Threat actors have been using the JavaScript-based framework SocGholish since 2017 to obtain initial access to computers. To infect systems, SocGholish employs social engineering. It deceives users into running a malicious JavaScript payload that poses as a necessary system or software update, such as a browser update.
Recent operations by SocGholish operators have involved introducing a drive-by-download technique that causes the payload to be downloaded through a second-stage server, infecting reliable websites. An incident involving a media company’s web assets that were used by numerous major news sites is a recent noteworthy case.
There have been reports of approximately 25000 freshly infected websites since the start of 2022. It demonstrates the rapid rate at which SocGholish operators infiltrate websites to create initial points of contact with victims. We see significant evidence that SocGholish operators have been rapidly deploying new second-stage servers since mid-2022.
After acquiring access to SocGholish, attackers engage in a range of operations, including system and network reconnaissance, establishing persistence, and the introduction of further tools and malware. This includes ransomware like WastedLocker which is linked to threat actor EvilCorp. Also remote access tools like Cobalt Strike and NetSupport.

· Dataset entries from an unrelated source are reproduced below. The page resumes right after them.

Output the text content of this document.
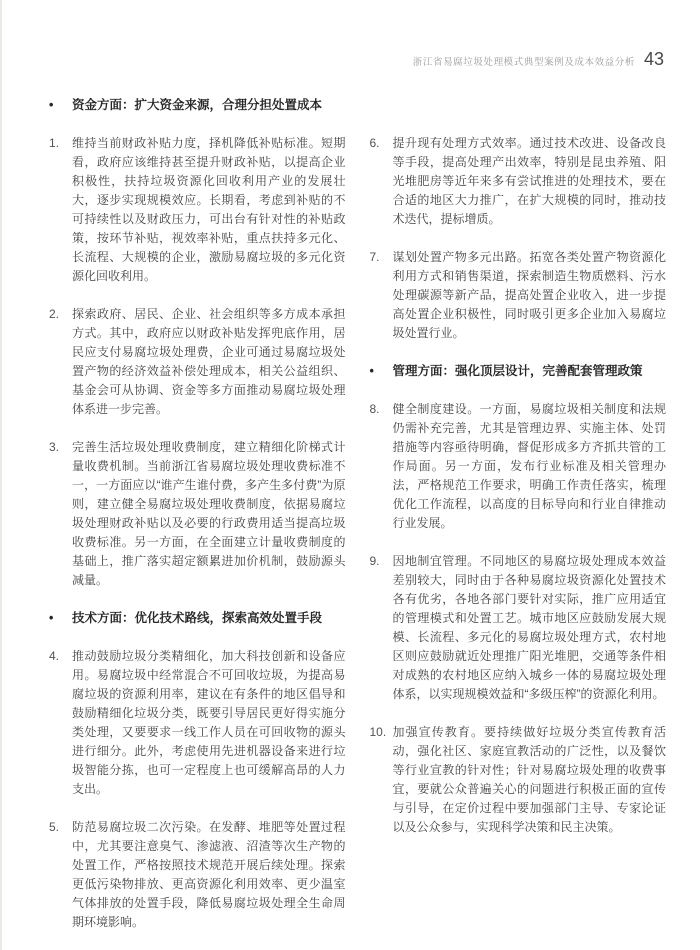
浙江省易腐垃圾处理模式典型案例及成本效益分析 43
•	资金方面：扩大资金来源，合理分担处置成本
1.	维持当前财政补贴力度，择机降低补贴标准。短期看，政府应该维持甚至提升财政补贴，以提高企业积极性，扶持垃圾资源化回收利用产业的发展壮大，逐步实现规模效应。长期看，考虑到补贴的不可持续性以及财政压力，可出台有针对性的补贴政策，按环节补贴，视效率补贴，重点扶持多元化、长流程、大规模的企业，激励易腐垃圾的多元化资源化回收利用。
2.	探索政府、居民、企业、社会组织等多方成本承担方式。其中，政府应以财政补贴发挥兜底作用，居民应支付易腐垃圾处理费，企业可通过易腐垃圾处置产物的经济效益补偿处理成本，相关公益组织、基金会可从协调、资金等多方面推动易腐垃圾处理体系进一步完善。
3.	完善生活垃圾处理收费制度，建立精细化阶梯式计量收费机制。当前浙江省易腐垃圾处理收费标准不一，一方面应以“谁产生谁付费，多产生多付费”为原则，建立健全易腐垃圾处理收费制度，依据易腐垃圾处理财政补贴以及必要的行政费用适当提高垃圾收费标准。另一方面，在全面建立计量收费制度的基础上，推广落实超定额累进加价机制，鼓励源头减量。
•	技术方面：优化技术路线，探索高效处置手段
4.	推动鼓励垃圾分类精细化，加大科技创新和设备应用。易腐垃圾中经常混合不可回收垃圾，为提高易腐垃圾的资源利用率，建议在有条件的地区倡导和鼓励精细化垃圾分类，既要引导居民更好得实施分类处理，又要要求一线工作人员在可回收物的源头进行细分。此外，考虑使用先进机器设备来进行垃圾智能分拣，也可一定程度上也可缓解高昂的人力支出。
5.	防范易腐垃圾二次污染。在发酵、堆肥等处置过程中，尤其要注意臭气、渗滤液、沼渣等次生产物的处置工作，严格按照技术规范开展后续处理。探索更低污染物排放、更高资源化利用效率、更少温室气体排放的处置手段，降低易腐垃圾处理全生命周期环境影响。
6.	提升现有处理方式效率。通过技术改进、设备改良等手段，提高处理产出效率，特别是昆虫养殖、阳光堆肥房等近年来多有尝试推进的处理技术，要在合适的地区大力推广，在扩大规模的同时，推动技术迭代，提标增质。
7.	谋划处置产物多元出路。拓宽各类处置产物资源化利用方式和销售渠道，探索制造生物质燃料、污水处理碳源等新产品，提高处置企业收入，进一步提高处置企业积极性，同时吸引更多企业加入易腐垃圾处置行业。
•	管理方面：强化顶层设计，完善配套管理政策
8.	健全制度建设。一方面，易腐垃圾相关制度和法规仍需补充完善，尤其是管理边界、实施主体、处罚措施等内容亟待明确，督促形成多方齐抓共管的工作局面。另一方面，发布行业标准及相关管理办法，严格规范工作要求，明确工作责任落实，梳理优化工作流程，以高度的目标导向和行业自律推动行业发展。
9.	因地制宜管理。不同地区的易腐垃圾处理成本效益差别较大，同时由于各种易腐垃圾资源化处置技术各有优劣，各地各部门要针对实际，推广应用适宜的管理模式和处置工艺。城市地区应鼓励发展大规模、长流程、多元化的易腐垃圾处理方式，农村地区则应鼓励就近处理推广阳光堆肥，交通等条件相对成熟的农村地区应纳入城乡一体的易腐垃圾处理体系，以实现规模效益和“多级压榨”的资源化利用。
10. 加强宣传教育。要持续做好垃圾分类宣传教育活动，强化社区、家庭宣教活动的广泛性，以及餐饮等行业宣教的针对性；针对易腐垃圾处理的收费事宜，要就公众普遍关心的问题进行积极正面的宣传与引导，在定价过程中要加强部门主导、专家论证以及公众参与，实现科学决策和民主决策。
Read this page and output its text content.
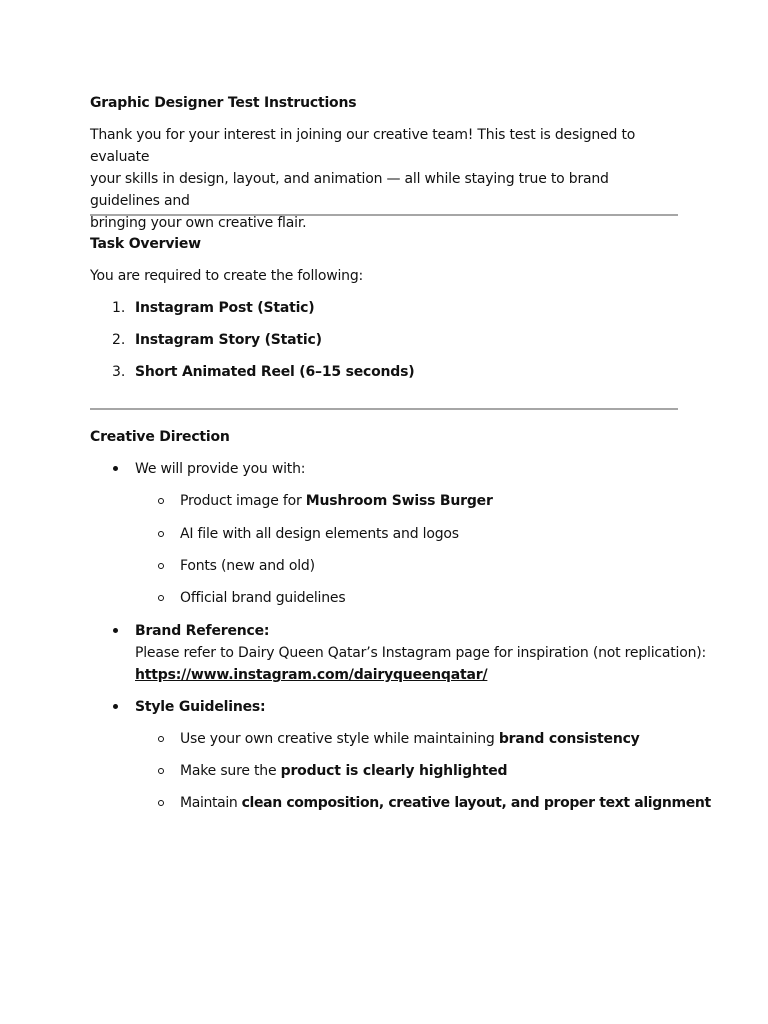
Graphic Designer Test Instructions
Thank you for your interest in joining our creative team! This test is designed to evaluate
your skills in design, layout, and animation — all while staying true to brand guidelines and
bringing your own creative flair.
Task Overview
You are required to create the following:
1. Instagram Post (Static)
2. Instagram Story (Static)
3. Short Animated Reel (6–15 seconds)
Creative Direction
We will provide you with:
Product image for Mushroom Swiss Burger
AI file with all design elements and logos
Fonts (new and old)
Official brand guidelines
Brand Reference:
Please refer to Dairy Queen Qatar’s Instagram page for inspiration (not replication):
https://www.instagram.com/dairyqueenqatar/
Style Guidelines:
Use your own creative style while maintaining brand consistency
Make sure the product is clearly highlighted
Maintain clean composition, creative layout, and proper text alignment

Expanding and Diversifying SocGholish’s Server Infrastructure
Since mid-2022, SocGholish operators have introduced new second-stage servers at a rate that is far higher than it was previously — on average 18 servers each month.
The SocGholish operators only added 3.5 servers each month, or 21 servers, throughout the first half of 2022. The company introduced 73 new second-stage servers between July and October 2022. In comparison to the same average figure computed throughout the first half of 2022, this represents a rise of 334 percent. The servers have been running for varying durations of time, including days, weeks, and months.

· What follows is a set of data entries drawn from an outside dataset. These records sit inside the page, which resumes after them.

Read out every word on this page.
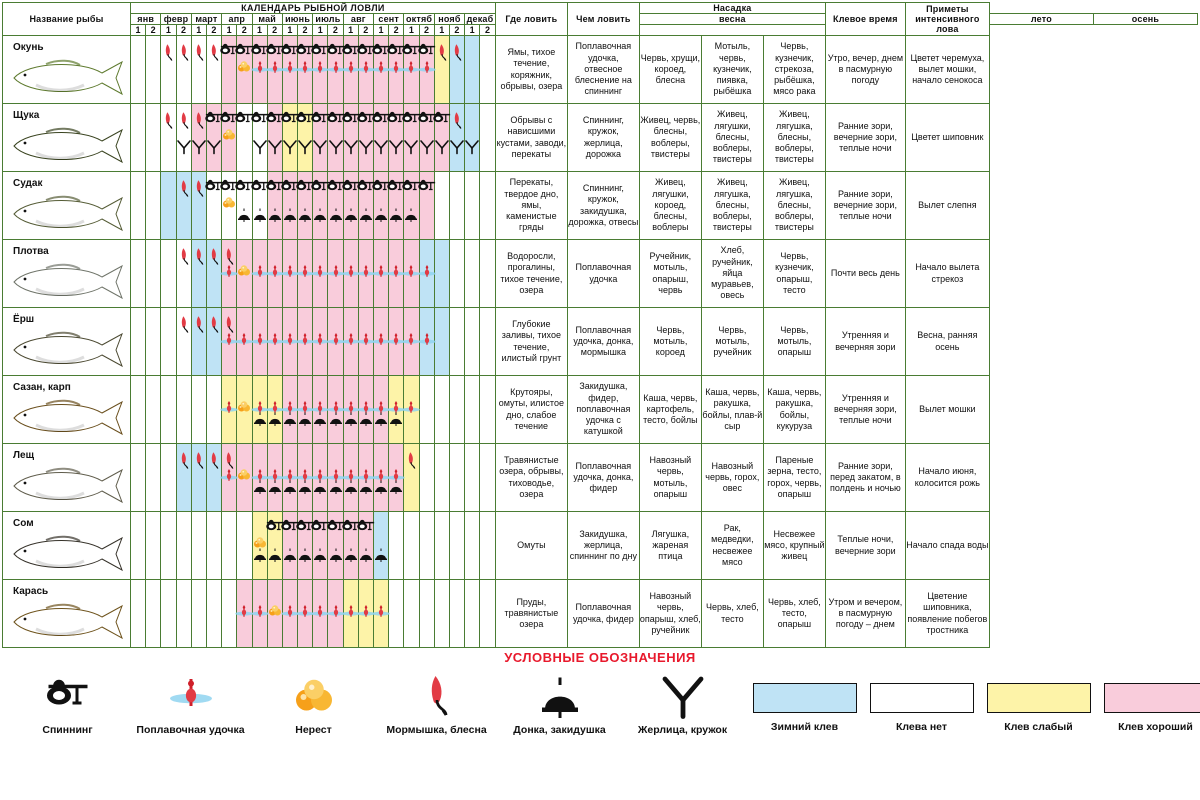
Название рыбы	КАЛЕНДАРЬ РЫБНОЙ ЛОВЛИ																								Где ловить	Чем ловить	Насадка			Клевое время	Приметы интенсивного лова		
	янв		февр		март		апр		май		июнь		июль		авг		сент		октяб		нояб		декаб				весна					лето	осень
	1	2	1	2	1	2	1	2	1	2	1	2	1	2	1	2	1	2	1	2	1	2	1	2									

Окунь																									Ямы, тихое течение, коряжник, обрывы, озера	Поплавочная удочка, отвесное блеснение на спиннинг	Червь, хрущи, короед, блесна	Мотыль, червь, кузнечик, пиявка, рыбёшка	Червь, кузнечик, стрекоза, рыбёшка, мясо рака	Утро, вечер, днем в пасмурную погоду	Цветет черемуха, вылет мошки, начало сенокоса		

Щука																									Обрывы с нависшими кустами, заводи, перекаты	Спиннинг, кружок, жерлица, дорожка	Живец, червь, блесны, воблеры, твистеры	Живец, лягушки, блесны, воблеры, твистеры	Живец, лягушка, блесны, воблеры, твистеры	Ранние зори, вечерние зори, теплые ночи	Цветет шиповник		

Судак																									Перекаты, твердое дно, ямы, каменистые гряды	Спиннинг, кружок, закидушка, дорожка, отвесы	Живец, лягушки, короед, блесны, воблеры	Живец, лягушка, блесны, воблеры, твистеры	Живец, лягушка, блесны, воблеры, твистеры	Ранние зори, вечерние зори, теплые ночи	Вылет слепня		

Плотва																									Водоросли, прогалины, тихое течение, озера	Поплавочная удочка	Ручейник, мотыль, опарыш, червь	Хлеб, ручейник, яйца муравьев, овесь	Червь, кузнечик, опарыш, тесто	Почти весь день	Начало вылета стрекоз		

Ёрш																									Глубокие заливы, тихое течение, илистый грунт	Поплавочная удочка, донка, мормышка	Червь, мотыль, короед	Червь, мотыль, ручейник	Червь, мотыль, опарыш	Утренняя и вечерняя зори	Весна, ранняя осень		

Сазан, карп																									Крутояры, омуты, илистое дно, слабое течение	Закидушка, фидер, поплавочная удочка с катушкой	Каша, червь, картофель, тесто, бойлы	Каша, червь, ракушка, бойлы, плав-й сыр	Каша, червь, ракушка, бойлы, кукуруза	Утренняя и вечерняя зори, теплые ночи	Вылет мошки		

Лещ																									Травянистые озера, обрывы, тиховодье, озера	Поплавочная удочка, донка, фидер	Навозный червь, мотыль, опарыш	Навозный червь, горох, овес	Пареные зерна, тесто, горох, червь, опарыш	Ранние зори, перед закатом, в полдень и ночью	Начало июня, колосится рожь		

Сом																									Омуты	Закидушка, жерлица, спиннинг по дну	Лягушка, жареная птица	Рак, медведки, несвежее мясо	Несвежее мясо, крупный живец	Теплые ночи, вечерние зори	Начало спада воды		

Карась																									Пруды, травянистые озера	Поплавочная удочка, фидер	Навозный червь, опарыш, хлеб, ручейник	Червь, хлеб, тесто	Червь, хлеб, тесто, опарыш	Утром и вечером, в пасмурную погоду – днем	Цветение шиповника, появление побегов тростника		
УСЛОВНЫЕ ОБОЗНАЧЕНИЯ
Спиннинг	Поплавочная удочка	Нерест	Мормышка, блесна	Донка, закидушка	Жерлица, кружок	Зимний клев	Клева нет	Клев слабый	Клев хороший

The inclusion of new second-stage servers aids SocGholish operators in thwarting protective actions against well-known servers in addition to scaling up the malware staging operation. This encompasses both the detection of network traffic to well-known servers. And any subsequent responses, such as endpoint- or network-level server denylisting.
Geographically, the Netherlands hosts 28 of the 73 new servers, accounting for the majority of the continent’s new servers.
They noticed that a significant portion of the servers is located in shadowed domains. The domains are subdomains built by attackers concealed inside of real domains that have been compromised. The SocGholish operators can benefit from the trustworthy nature of the hacked domains and avoid detection by employing domain shadowing.
A second-stage server hosted on the Amazon Web Services domain d2j09jsarr75l2[.]cloudfront.net is a recent exception to the use of domain shadowing. It will be interesting to see if using public cloud infrastructure develops into a SocGholish trend.
Our findings are based on a retrospective data analysis of submission-based databases urlscan.io. And VirusTotal focused on URLs in the above-mentioned forms, given the global influence of SocGholish.
Conclusion
Since 2017, SocGholish has been operational. Since mid-2022, SocGholish operators have been dramatically growing and broadening their malware staging infrastructure while continuing to attack websites on a vast scale. In order to identify and take precautions against website infections and domain shadowing. It is crucial to routinely assess the security posture and integrity of web servers, websites, and DNS records. This is made especially important by SocGholish’s success in surviving on the threat landscape.